We interpret this process as a stock price which is fair in the sense that it is a martingale and therefore does not brings any gain or loss in expectation. And for every strategy \(H\), that is predictable process, the investment gain \(H\bullet X_T\) at time \(T\) does not brings in average more than \(H_0X_0\) due to Doob's optional sampling theorem. We extend the filtration with the information provided by \(X_T\), that is

\[\tilde{\mathcal{F}}_t=\sigma(\mathcal{F}_t,X_T), \quad t=0,\ldots,T\]

This can be interpreted as the information of an insider knowing for whatever reason the terminal value of the price at time \(T\). We denote the non-insider filtration \(\mathbb{F}\) and the insider filtration \(\tilde{\mathbb{F}}\). Show that

  1. \(X\) is a martingale under the filtration \(\mathbb{F}\). Show that \(X\) can not be a martingale under the insider filtration \(\tilde{\mathbb{F}}\). However, the process

    \[\tilde{X}_t=X_t-\sum_{s=0}^{t-1}\frac{X_T-X_s}{T-s}, \quad t=0,\ldots, T\]

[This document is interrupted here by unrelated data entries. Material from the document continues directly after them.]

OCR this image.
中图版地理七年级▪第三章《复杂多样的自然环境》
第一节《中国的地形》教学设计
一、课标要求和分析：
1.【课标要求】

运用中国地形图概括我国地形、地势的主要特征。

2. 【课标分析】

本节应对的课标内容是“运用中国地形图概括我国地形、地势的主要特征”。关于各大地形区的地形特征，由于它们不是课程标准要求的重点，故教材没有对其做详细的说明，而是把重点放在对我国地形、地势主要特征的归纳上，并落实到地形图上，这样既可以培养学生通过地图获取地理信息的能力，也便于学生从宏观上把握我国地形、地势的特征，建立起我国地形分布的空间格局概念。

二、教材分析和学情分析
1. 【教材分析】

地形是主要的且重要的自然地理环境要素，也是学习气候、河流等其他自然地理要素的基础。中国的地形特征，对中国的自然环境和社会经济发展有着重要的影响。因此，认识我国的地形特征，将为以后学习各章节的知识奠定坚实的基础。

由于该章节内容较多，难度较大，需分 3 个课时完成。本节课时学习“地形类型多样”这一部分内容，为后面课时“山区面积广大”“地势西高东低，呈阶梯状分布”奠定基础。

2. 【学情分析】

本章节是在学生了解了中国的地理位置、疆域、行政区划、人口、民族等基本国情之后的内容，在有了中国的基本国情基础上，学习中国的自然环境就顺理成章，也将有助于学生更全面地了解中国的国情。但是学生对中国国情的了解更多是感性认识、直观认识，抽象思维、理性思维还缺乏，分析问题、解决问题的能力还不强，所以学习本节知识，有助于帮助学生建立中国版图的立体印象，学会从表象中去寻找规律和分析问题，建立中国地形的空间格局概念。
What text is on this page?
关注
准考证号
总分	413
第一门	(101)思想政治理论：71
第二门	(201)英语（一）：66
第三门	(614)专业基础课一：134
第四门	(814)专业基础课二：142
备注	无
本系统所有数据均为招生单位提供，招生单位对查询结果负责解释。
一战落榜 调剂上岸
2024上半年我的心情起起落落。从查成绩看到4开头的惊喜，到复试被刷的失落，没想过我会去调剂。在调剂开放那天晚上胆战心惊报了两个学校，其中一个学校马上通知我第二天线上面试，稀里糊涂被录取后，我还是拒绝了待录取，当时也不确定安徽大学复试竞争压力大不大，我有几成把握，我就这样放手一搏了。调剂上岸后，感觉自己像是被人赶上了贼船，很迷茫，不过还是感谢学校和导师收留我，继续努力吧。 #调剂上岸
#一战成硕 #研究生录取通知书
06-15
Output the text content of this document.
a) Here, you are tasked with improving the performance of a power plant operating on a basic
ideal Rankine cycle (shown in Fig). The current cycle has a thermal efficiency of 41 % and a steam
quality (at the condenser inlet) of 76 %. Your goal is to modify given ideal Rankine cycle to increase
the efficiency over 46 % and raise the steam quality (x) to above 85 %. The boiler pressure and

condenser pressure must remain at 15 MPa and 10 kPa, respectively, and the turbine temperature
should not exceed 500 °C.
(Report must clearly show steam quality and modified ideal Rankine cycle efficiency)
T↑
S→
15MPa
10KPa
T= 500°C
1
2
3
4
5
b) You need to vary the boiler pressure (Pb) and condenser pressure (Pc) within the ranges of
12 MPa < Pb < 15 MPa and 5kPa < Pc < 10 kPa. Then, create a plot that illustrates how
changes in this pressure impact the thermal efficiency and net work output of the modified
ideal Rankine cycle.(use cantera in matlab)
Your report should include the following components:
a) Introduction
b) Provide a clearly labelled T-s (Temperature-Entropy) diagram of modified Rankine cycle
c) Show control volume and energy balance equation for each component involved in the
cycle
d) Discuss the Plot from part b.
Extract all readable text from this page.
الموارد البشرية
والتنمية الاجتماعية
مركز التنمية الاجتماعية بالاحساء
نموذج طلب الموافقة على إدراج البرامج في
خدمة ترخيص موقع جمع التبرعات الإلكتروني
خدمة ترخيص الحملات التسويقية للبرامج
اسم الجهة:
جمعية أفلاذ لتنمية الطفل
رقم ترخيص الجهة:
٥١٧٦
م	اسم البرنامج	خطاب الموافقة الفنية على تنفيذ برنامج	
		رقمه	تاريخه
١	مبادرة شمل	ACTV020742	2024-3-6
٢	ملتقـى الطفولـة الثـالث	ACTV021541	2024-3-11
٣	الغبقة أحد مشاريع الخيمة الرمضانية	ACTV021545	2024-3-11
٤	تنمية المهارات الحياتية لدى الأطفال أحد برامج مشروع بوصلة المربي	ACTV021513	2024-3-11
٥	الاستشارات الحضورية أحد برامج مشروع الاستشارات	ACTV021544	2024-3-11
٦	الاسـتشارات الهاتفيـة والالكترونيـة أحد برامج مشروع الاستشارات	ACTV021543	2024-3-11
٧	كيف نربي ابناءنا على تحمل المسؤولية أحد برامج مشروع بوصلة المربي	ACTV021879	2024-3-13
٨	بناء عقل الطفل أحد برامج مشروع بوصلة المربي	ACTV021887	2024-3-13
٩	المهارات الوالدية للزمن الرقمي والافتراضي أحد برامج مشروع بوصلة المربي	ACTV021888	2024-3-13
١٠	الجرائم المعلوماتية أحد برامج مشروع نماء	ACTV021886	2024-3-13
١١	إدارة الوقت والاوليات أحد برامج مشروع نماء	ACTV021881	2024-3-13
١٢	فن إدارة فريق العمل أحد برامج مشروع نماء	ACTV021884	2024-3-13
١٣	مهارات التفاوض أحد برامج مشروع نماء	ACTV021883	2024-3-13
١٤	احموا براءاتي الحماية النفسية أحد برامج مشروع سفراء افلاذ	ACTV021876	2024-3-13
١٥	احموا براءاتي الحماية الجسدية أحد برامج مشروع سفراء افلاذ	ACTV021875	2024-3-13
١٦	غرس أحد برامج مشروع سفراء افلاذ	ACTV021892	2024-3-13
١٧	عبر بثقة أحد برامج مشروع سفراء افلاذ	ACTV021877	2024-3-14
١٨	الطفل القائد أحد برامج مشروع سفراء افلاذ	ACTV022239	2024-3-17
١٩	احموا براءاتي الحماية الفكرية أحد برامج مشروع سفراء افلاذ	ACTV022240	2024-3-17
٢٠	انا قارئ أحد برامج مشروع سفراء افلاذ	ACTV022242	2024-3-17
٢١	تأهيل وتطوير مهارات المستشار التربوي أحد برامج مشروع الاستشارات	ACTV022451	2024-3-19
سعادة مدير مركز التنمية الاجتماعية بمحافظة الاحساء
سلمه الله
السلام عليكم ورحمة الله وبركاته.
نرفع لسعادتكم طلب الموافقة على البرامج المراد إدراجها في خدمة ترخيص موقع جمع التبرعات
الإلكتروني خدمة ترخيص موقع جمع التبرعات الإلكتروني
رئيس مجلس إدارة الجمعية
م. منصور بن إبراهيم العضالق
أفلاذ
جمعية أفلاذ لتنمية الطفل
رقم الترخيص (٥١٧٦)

    is a martingale under \(\tilde{\mathbb{F}}\).

  2. With the information about the terminal value \(X_T\) of the stock, it is possible to realize arbitrage gains. It means that you can find a predictable process but with respect to \(\tilde{\mathbb{F}}\) such that starting with \(0\) money, that is \(H_0=0\), you end up with positive gains and even strict gains with strict positive probability. That is

    \[P\left[ H\bullet X_T \geq 0 \right]=1\quad\text{and}\quad P\left[ H\bullet X_T> 0 \right]>0\]

    Find the best "insider strategy" -- that is \(\tilde{\mathbb{F}}\)-predictable process \(H\) with \(H_0=0\) -- that brings the maximum of gains among the insider strategies such that \(|H_s|\leq 1\) for every \(s=1,\ldots,T\).

Exercise 8

Let \((Y_t^n)\) be a family of iid random variables taking value in \(\{0, 1, \ldots\}\). We denote by \(p_i = P[Y_1^1=i]\), for \(i \in \{0,1,\ldots\}\) and \(\mu=\sum p_i=E[Y_1^1]\) and suppose that \(0<\mu<\infty\). Let \(\mathcal{F}_0=\{\emptyset,\Omega\}\) and \(\mathcal{F}_t=\sigma(Y^k_s\colon k \in \mathbb{N}, 1\leq s\leq t)\). Define

\[ X_0=x \quad\text{and}\quad X_{t+1}= \begin{cases} Y_{t+1}^1+\ldots+Y_{t+1}^{X_t} &\text{if }X_t>0\\ \\ 0 &\text{otherwise} \end{cases} \]

This process describes the evolution of a population where each person \(k=1,\ldots X_t\) gives birth independently to \(Y^{k}_{t+1}\) number of descendant.

  1. Show that \(X_t/\mu^t\) is a martingale.
  2. Show that if \(\mu<1\), then \(X_t=0\) for all \(t\) sufficiently large, and \(X_t/\mu^t \to 0\).
  3. Show that if \(\mu=1\) and \(P[Y^1_1=1]<1\), then \(X_t=0\) for all \(t\) sufficiently large. (Hint, then \(X\) is a positive martingale so that you can use martingale convergence theorems).